Patients with HCM are at an elevated risk of heart failure and sudden death, highlighting the need to identify those with the condition early. Fortunately, this has now become a step closer following the publication of a study by a team from Barts Health NHS Trust in the journal Circulation.
Both myocyte disarray and microvascular disease (MVD) have already been implicated in adverse events in patients with HCM. As a result, the Barts team measured myocardial microstructure and MVD in three groups of HCM patients: those with overt HCM; those who were genotype-positive (G+LVH+) or genotype-negative (G-LVH+) for HCM and subclinical (G+LVH-) HCM. The researchers also included a group of healthy, match controlled patients.
All individuals underwent a 12-lead ECG, plus cardiac MRI perfusion (perfusion CMR) to measure myocardial blood flow, perfusion reserve and perfusion defects, and cardiac diffusion tensor imaging (cDTI) measuring fractional anisotropy for which lower values were expected with more disarray.

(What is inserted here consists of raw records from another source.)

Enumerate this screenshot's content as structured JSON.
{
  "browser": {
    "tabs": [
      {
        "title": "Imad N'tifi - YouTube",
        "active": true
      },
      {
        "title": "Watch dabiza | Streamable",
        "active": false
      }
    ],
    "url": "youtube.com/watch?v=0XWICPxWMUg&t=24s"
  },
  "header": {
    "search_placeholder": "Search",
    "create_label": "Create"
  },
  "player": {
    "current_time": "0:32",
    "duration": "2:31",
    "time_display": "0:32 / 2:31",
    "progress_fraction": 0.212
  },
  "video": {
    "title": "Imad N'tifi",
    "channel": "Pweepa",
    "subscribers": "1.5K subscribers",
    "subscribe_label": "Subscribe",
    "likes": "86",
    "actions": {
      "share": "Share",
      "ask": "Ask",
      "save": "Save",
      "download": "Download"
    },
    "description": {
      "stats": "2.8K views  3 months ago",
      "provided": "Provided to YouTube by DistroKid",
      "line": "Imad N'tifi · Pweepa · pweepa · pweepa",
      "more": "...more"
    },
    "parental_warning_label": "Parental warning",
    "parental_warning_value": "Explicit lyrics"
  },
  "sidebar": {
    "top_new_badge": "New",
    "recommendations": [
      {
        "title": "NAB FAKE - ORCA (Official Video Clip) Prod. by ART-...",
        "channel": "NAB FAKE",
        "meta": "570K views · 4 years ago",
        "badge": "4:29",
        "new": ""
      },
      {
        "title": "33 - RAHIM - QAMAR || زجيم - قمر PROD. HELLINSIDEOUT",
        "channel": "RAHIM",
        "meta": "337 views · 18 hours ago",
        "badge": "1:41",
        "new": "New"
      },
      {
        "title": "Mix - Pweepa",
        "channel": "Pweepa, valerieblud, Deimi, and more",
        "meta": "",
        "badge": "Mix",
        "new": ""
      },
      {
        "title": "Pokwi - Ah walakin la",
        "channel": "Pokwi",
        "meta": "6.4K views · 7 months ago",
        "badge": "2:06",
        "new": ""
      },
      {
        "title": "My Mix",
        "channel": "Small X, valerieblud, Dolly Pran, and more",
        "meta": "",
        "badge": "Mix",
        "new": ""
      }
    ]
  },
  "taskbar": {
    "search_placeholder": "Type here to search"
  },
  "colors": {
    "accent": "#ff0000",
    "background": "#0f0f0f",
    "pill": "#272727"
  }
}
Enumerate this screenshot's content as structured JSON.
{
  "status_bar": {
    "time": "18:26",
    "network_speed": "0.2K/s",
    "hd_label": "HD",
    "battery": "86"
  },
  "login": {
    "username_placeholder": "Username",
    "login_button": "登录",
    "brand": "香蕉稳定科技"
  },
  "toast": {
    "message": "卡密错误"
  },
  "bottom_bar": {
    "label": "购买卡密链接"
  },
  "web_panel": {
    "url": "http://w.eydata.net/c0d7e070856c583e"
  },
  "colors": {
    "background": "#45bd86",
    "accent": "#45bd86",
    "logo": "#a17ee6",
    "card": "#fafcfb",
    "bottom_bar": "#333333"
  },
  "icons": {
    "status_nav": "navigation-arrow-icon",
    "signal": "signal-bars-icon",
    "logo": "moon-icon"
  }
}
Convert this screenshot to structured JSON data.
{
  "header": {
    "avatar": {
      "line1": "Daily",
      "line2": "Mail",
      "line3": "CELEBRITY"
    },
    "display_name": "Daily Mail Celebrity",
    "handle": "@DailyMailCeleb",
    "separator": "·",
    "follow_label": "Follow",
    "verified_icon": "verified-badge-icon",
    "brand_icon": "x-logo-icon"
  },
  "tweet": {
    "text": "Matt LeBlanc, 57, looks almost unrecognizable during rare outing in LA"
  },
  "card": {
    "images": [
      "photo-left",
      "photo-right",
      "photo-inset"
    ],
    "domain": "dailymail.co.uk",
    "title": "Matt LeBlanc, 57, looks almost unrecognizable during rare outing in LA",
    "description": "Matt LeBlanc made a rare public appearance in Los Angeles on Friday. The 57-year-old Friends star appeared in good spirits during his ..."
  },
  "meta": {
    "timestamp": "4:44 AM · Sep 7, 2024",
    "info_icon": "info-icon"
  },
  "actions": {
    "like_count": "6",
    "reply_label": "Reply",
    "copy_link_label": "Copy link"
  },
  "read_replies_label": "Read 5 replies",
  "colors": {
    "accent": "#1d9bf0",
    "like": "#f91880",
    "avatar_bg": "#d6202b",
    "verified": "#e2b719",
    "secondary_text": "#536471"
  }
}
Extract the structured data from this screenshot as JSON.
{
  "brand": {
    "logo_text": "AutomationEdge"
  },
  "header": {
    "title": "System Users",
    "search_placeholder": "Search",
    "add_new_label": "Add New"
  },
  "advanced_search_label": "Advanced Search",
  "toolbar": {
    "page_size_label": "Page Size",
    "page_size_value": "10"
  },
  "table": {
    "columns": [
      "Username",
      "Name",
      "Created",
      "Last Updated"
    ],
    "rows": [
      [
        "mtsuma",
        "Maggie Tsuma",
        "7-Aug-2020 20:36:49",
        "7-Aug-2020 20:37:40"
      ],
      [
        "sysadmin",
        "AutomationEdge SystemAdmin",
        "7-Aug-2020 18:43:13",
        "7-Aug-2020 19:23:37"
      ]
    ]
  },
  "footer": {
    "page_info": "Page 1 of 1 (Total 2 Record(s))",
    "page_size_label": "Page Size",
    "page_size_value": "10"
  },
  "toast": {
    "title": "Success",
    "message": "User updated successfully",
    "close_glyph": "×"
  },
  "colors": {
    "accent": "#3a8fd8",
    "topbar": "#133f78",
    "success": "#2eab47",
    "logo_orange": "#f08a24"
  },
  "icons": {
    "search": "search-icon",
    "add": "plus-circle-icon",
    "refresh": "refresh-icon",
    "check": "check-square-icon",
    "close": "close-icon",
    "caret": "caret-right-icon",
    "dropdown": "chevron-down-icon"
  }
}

Hypertrophic cardiomyopathy scanning outcomes
The analysis included 206 subjects: 101 patients with overt HCM (51 G+LVH+ and 50 G-LVH+), 77 with G+LVH- and 28 matched healthy volunteers.
When compared against health volunteers, those with overt HCM had evidence of significantly altered microstructure, including lower fractional anisotropy, higher mean diffusivity and higher second eigenvector angle and for which p < 0.001 in each comparison.
Similarly, overt HCM patients had significant changes in microvascular parameters (again all p < 0.001), including lower stress myocardial blood flow and myocardial perfusion reserve.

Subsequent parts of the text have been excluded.